PCAL’s general manager (plant), Sherab Tenzin, said they have sent two mechanical engineers for the second hand gearbox.

“They will inspect the gearbox,” he said, adding that the inspection would determine whether the used gearbox is as per the PCAL’s requirement.

It will take PCAL about 10 to 12 days to ship the gearbox if it is found suitable. The current price of the machine is Nu 1.65 million (M). However, it is not yet clear the potential change in the price the recently implemented Goods and Services Tax (GST) regime would bring.

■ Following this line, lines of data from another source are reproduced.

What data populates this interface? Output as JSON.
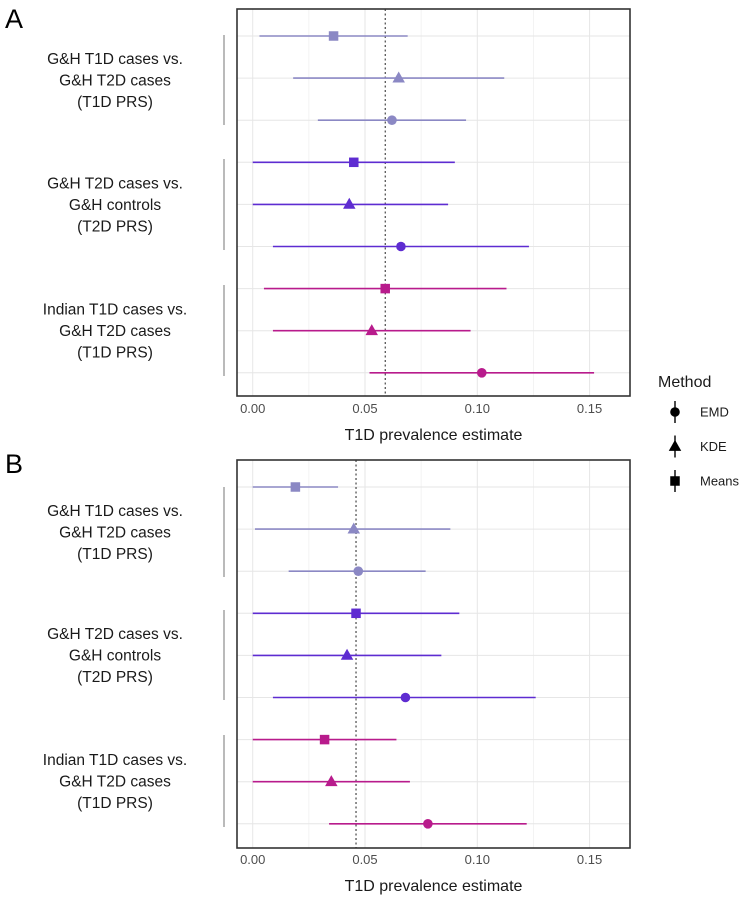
{
  "legend": {
    "title": "Method",
    "items": [
      {
        "label": "EMD",
        "shape": "circle"
      },
      {
        "label": "KDE",
        "shape": "triangle"
      },
      {
        "label": "Means",
        "shape": "square"
      }
    ]
  },
  "colors": {
    "group1": "#8b88c4",
    "group2": "#5e2cd1",
    "group3": "#b81b8c",
    "grid": "#e6e6e6",
    "panel_border": "#333333",
    "bracket": "#8c8c8c",
    "reference_line": "#222222"
  },
  "chart_data": [
    {
      "type": "forest",
      "panel": "A",
      "xlabel": "T1D prevalence estimate",
      "xlim": [
        -0.007,
        0.168
      ],
      "xticks": [
        0.0,
        0.05,
        0.1,
        0.15
      ],
      "xtick_labels": [
        "0.00",
        "0.05",
        "0.10",
        "0.15"
      ],
      "reference_x": 0.059,
      "groups": [
        {
          "label_lines": [
            "G&H T1D cases vs.",
            "G&H T2D cases",
            "(T1D PRS)"
          ],
          "color_key": "group1",
          "estimates": [
            {
              "method": "Means",
              "value": 0.036,
              "lower": 0.003,
              "upper": 0.069
            },
            {
              "method": "KDE",
              "value": 0.065,
              "lower": 0.018,
              "upper": 0.112
            },
            {
              "method": "EMD",
              "value": 0.062,
              "lower": 0.029,
              "upper": 0.095
            }
          ]
        },
        {
          "label_lines": [
            "G&H T2D cases vs.",
            "G&H controls",
            "(T2D PRS)"
          ],
          "color_key": "group2",
          "estimates": [
            {
              "method": "Means",
              "value": 0.045,
              "lower": 0.0,
              "upper": 0.09
            },
            {
              "method": "KDE",
              "value": 0.043,
              "lower": 0.0,
              "upper": 0.087
            },
            {
              "method": "EMD",
              "value": 0.066,
              "lower": 0.009,
              "upper": 0.123
            }
          ]
        },
        {
          "label_lines": [
            "Indian T1D cases vs.",
            "G&H T2D cases",
            "(T1D PRS)"
          ],
          "color_key": "group3",
          "estimates": [
            {
              "method": "Means",
              "value": 0.059,
              "lower": 0.005,
              "upper": 0.113
            },
            {
              "method": "KDE",
              "value": 0.053,
              "lower": 0.009,
              "upper": 0.097
            },
            {
              "method": "EMD",
              "value": 0.102,
              "lower": 0.052,
              "upper": 0.152
            }
          ]
        }
      ]
    },
    {
      "type": "forest",
      "panel": "B",
      "xlabel": "T1D prevalence estimate",
      "xlim": [
        -0.007,
        0.168
      ],
      "xticks": [
        0.0,
        0.05,
        0.1,
        0.15
      ],
      "xtick_labels": [
        "0.00",
        "0.05",
        "0.10",
        "0.15"
      ],
      "reference_x": 0.046,
      "groups": [
        {
          "label_lines": [
            "G&H T1D cases vs.",
            "G&H T2D cases",
            "(T1D PRS)"
          ],
          "color_key": "group1",
          "estimates": [
            {
              "method": "Means",
              "value": 0.019,
              "lower": 0.0,
              "upper": 0.038
            },
            {
              "method": "KDE",
              "value": 0.045,
              "lower": 0.001,
              "upper": 0.088
            },
            {
              "method": "EMD",
              "value": 0.047,
              "lower": 0.016,
              "upper": 0.077
            }
          ]
        },
        {
          "label_lines": [
            "G&H T2D cases vs.",
            "G&H controls",
            "(T2D PRS)"
          ],
          "color_key": "group2",
          "estimates": [
            {
              "method": "Means",
              "value": 0.046,
              "lower": 0.0,
              "upper": 0.092
            },
            {
              "method": "KDE",
              "value": 0.042,
              "lower": 0.0,
              "upper": 0.084
            },
            {
              "method": "EMD",
              "value": 0.068,
              "lower": 0.009,
              "upper": 0.126
            }
          ]
        },
        {
          "label_lines": [
            "Indian T1D cases vs.",
            "G&H T2D cases",
            "(T1D PRS)"
          ],
          "color_key": "group3",
          "estimates": [
            {
              "method": "Means",
              "value": 0.032,
              "lower": 0.0,
              "upper": 0.064
            },
            {
              "method": "KDE",
              "value": 0.035,
              "lower": 0.0,
              "upper": 0.07
            },
            {
              "method": "EMD",
              "value": 0.078,
              "lower": 0.034,
              "upper": 0.122
            }
          ]
        }
      ]
    }
  ]
}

Penden has been facing the gearbox problem since mid April. The 20-year-old gearbox had undergone some in-house repairs. Production has been affected since then.

From January to June last year- PCAL dispatched about 205,826MT of cement. This year for the same period, the company dispatched about 179,524MT.

PCAL saw a negative difference of 26,302MT of cement worth Nu 147.75M considering the cement price.

A metric tonne of cement costs Nu 5617.50.

Despite problem in clinker production, Penden is still producing cement. It is using the functioning coal mill one, which is also called as the k-line to produce clinker. Although it is economically unviable to just use one mill, it still produces about 250MT of clinker, which is used to make cement.

PCAL is still distributing cement in the domestic market. Export has stopped completely since June 18.

Meanwhile, cement export this year is expected to fall for PCAL and other cement manufacturers in the country due to the GST implemented early this month. A 28 percent import tax is applicable in India, which means cement stockists will have to bear more, which would inflate their buying price.

Export is PCAL’s main business with it exporting more than 60 percent from the total cement produced annually.

However, demand this year in the domestic market has drastically shot up, even facing shortages sometime this year.